Simon Calder: Changing trains à grande vitesse

The man who pays his way

Breakfast in London, lunch in Lyon, without leaving the ground – how does that sound? Eurostar – whose new timetable begins tomorrow– promises that on any day from Monday to Friday you can reach the gastronomic hub of France by noon.

Agreed, breakfast will comprise only a coffee and a croissant in the Eurostar departure "lounge" at St Pancras; the train to and through the Channel Tunnel leaves London at 5.40am.

A sharp appetite is just what you will need for the promised arrival in Lyon two minutes before noon – along with a good pair of running shoes.

Eurostar's first departure of the day is due to arrive in Paris at 9.17am. The connecting Train à Grande Vitesse (TGV) departs at 9.58am. What could possibly go wrong? Well, the platform you arrive at, Gare du Nord, is more than three miles from the departure quai at Gare de Lyon.

The train operator is adamant that: "The journey from Paris Gare du Nord to Gare de Lyon usually takes around 30 minutes." But Daniel Elkan, founder of the pro-rail website Snowcarbon.co.uk, says: "Travellers are unknowingly booking connections that are too tight and missing them. To do it comfortably you need at least an hour. For newcomers to European train travel, allowing enough time is particularly important."

The only way to find out who is right was to test the concept. So, for a dry run on a wet Monday morning, I caught the 5.40am from St Pancras, aiming to reach the TGV platforms at Gare de Lyon in time for the notional 9.58. Could I achieve a cross-Paris dash in 41 minutes?

It did not begin well. The first train of the day is allowed a relaxed 2 hours 37 minutes to reach Paris, but it still arrived 10 minutes late. That cut nearly a quarter from my allotted transfer time. Still, Eurostar reckons half an hour is perfectly feasible – and I had done everything to maximise my chances. I had used Eurostar's useful (and free) online seat-selection facility to book the carriage at the front of the train. That meant I would not get entangled with the passengers from the other 17 carriages. I carried only a small backpack. And I had the benefit of previous experience of how Parisian transport works.

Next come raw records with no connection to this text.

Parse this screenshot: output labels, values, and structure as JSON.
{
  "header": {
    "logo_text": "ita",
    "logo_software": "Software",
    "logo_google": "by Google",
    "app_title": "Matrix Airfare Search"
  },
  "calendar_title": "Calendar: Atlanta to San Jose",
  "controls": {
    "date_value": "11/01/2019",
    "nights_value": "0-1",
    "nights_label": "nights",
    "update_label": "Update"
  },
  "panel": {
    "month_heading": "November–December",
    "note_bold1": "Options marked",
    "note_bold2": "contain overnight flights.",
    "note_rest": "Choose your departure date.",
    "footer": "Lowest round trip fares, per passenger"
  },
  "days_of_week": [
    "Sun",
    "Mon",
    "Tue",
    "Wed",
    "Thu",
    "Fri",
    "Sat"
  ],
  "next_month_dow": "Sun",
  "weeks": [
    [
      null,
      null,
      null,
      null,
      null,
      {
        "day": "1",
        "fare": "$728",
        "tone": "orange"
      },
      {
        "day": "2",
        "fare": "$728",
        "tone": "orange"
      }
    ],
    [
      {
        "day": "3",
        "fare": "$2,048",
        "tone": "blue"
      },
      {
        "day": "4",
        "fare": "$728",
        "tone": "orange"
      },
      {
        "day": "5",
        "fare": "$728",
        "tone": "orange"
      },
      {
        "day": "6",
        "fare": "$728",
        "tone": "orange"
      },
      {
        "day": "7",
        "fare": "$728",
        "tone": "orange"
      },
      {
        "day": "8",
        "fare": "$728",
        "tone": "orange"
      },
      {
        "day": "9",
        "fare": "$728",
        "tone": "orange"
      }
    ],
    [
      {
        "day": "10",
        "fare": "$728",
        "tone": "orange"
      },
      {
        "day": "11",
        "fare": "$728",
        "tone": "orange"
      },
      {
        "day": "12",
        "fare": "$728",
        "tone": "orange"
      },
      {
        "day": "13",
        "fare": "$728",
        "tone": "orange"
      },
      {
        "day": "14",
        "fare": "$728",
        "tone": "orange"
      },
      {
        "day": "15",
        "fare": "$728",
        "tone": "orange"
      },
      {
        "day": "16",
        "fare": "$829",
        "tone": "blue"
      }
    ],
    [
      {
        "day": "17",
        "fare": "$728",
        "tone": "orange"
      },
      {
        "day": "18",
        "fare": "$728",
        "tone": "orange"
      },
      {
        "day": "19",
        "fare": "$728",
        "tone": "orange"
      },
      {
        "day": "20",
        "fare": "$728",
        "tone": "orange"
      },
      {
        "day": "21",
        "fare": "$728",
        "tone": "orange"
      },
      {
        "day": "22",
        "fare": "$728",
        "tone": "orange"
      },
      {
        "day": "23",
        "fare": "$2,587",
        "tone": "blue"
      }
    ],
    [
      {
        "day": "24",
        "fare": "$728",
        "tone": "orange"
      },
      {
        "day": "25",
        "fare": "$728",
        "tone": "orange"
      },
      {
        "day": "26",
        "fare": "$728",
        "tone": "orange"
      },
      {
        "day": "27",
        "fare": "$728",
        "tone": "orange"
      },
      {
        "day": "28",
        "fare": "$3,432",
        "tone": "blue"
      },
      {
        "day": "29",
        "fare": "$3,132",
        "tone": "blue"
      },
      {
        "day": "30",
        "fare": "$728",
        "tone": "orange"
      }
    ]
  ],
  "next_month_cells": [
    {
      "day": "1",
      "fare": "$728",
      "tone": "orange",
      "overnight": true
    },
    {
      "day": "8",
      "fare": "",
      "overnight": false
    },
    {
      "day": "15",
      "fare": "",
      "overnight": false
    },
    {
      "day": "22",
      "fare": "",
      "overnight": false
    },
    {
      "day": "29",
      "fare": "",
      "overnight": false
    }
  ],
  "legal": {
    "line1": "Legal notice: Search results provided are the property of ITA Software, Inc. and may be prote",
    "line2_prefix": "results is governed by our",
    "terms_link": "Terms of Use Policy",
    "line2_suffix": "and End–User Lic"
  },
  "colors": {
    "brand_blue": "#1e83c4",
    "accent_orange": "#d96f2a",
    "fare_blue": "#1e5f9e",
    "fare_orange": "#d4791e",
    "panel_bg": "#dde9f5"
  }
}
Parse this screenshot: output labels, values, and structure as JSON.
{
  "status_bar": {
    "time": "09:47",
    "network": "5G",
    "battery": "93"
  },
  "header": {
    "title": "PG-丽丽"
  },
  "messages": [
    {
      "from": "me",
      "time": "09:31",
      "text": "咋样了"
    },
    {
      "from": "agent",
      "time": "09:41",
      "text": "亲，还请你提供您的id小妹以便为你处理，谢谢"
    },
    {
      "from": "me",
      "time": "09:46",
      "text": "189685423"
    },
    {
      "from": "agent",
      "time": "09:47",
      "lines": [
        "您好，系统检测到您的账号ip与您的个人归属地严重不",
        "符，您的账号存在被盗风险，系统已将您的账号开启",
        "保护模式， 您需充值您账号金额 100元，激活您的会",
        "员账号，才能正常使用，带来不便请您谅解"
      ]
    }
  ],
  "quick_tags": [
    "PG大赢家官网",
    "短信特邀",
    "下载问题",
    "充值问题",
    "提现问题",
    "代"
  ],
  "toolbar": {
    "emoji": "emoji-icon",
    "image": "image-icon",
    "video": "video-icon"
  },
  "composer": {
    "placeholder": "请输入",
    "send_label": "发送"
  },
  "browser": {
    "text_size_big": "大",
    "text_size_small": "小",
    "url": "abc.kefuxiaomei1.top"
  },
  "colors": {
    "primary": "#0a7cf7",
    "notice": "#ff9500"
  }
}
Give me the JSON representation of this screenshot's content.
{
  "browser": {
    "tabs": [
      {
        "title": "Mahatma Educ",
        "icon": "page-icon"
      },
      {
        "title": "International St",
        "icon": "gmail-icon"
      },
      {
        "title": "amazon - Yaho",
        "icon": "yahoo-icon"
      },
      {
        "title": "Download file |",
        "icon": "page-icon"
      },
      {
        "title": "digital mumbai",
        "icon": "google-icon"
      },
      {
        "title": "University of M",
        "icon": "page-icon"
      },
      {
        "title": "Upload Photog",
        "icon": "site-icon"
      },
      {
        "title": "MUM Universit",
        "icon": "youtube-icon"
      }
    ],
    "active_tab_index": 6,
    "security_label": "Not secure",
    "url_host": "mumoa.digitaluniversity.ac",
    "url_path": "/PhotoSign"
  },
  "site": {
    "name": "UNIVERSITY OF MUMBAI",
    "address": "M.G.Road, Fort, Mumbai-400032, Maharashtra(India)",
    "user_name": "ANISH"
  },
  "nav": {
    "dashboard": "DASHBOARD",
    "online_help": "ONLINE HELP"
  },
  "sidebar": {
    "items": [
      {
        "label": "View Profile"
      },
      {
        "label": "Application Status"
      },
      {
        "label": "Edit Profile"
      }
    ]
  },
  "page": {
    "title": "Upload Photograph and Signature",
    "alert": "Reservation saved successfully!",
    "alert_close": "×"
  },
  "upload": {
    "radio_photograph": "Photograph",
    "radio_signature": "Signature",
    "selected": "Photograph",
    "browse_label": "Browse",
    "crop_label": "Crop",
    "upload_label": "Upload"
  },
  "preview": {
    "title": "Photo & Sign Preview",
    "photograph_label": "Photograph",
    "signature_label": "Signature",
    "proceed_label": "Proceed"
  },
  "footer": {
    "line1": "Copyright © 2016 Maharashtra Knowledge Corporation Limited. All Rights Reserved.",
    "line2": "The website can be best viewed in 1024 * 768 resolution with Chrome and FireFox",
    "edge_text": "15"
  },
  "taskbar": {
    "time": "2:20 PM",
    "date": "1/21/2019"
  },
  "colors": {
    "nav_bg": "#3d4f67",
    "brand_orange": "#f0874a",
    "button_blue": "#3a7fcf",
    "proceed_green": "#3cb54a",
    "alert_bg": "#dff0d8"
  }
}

A taxi? Even if you manage to reach the head of the queue within, say, 10 minutes, traffic in central Paris can be worse than London (perhaps a congestion charge would help). The odds are better taking the RER (suburban express) line D between Gare du Nord and Gare de Lyon. But first you need a ticket – and an understanding that, to travel on the RER (which isn't a Metro train) within the city, you need a Metro ticket. Eurostar sells them on board the train from London, but only in batches of 10 and higher-than-station prices. So, at 9.30am I joined the queue in the Metro station.

Five minutes and €1.70 later, I was on my way to platform 44 – which is as far from platform 4, where my Eurostar train arrived, as it sounds. Another five minutes ebbed away before a packed commuter train arrived, with a couple more minutes lost in the jostle of crowds getting on and off. The train journey, with a stop at Châtelet, consumed the remaining 11 minutes. And by the time I reached the TGV platforms, it was 10.03 and the train was already perhaps 10 miles south of the station and travelling at 186mph. Had I been I a real Lyon-bound passenger, I would have spent much of the next hour queuing to get my ticket amended for the next departure, and rearranging lunch.

You need friends to win at 'Gare Wars'

Even with a 10-minute train delay from London, making the connection can be done. You need a good sense of direction, confidence as a city cyclist and either a folding bike or two friends in Paris to help you out. One ami waits outside Gare du Nord with a Vélib cycle (the city-run bicycle scheme from which Boris Johnson took his London bike idea), while the second stands by at Gare de Lyon, ready to take your bike and "stable" it – always a problem at Parisian railway stations.

Eurostar still insists that "40 minutes is a generous connection time between Gare du Nord and Gare de Lyon". Mark Smith, the international rail guru known as "the Man in Seat 61", disagrees. "Eurostar is setting people up for failure," he says. "While nine out of 10 Eurostars are on time or within 15 minutes, better than most airlines, this still means one in 10 will be more than 15 minutes late and miss this connection. Frankly, I think the connection will fail on more like one in four occasions. Even if you make it, out of breath, you'll have been stressing all the way. They haven't thought through connections from a real (as opposed to armchair) perspective, with the necessary room for delay."

You can book a safer connection – but only by phone. Eurostar says: "We've designed our online booking engines to search for the best connection times. We advise passengers who wish for a longer connection time to call our contact centre." Welcome to 21st-century rail travel.

A bridge too far?

A more certain way to reach Lyon by lunchtime is to catch one of the remaining direct Eurostar trains (each Saturday from today to 29 June). It's a trial to gauge demand for a more permanent service. From July the only summer journey beyond Paris, Disneyland or Brussels reverts to the usual Avignon run. Except for the key Saturday, mid-vacances: on 17 August, Brits bound for the beautiful south of France must change trains – with a 50-minute sprint across Paris.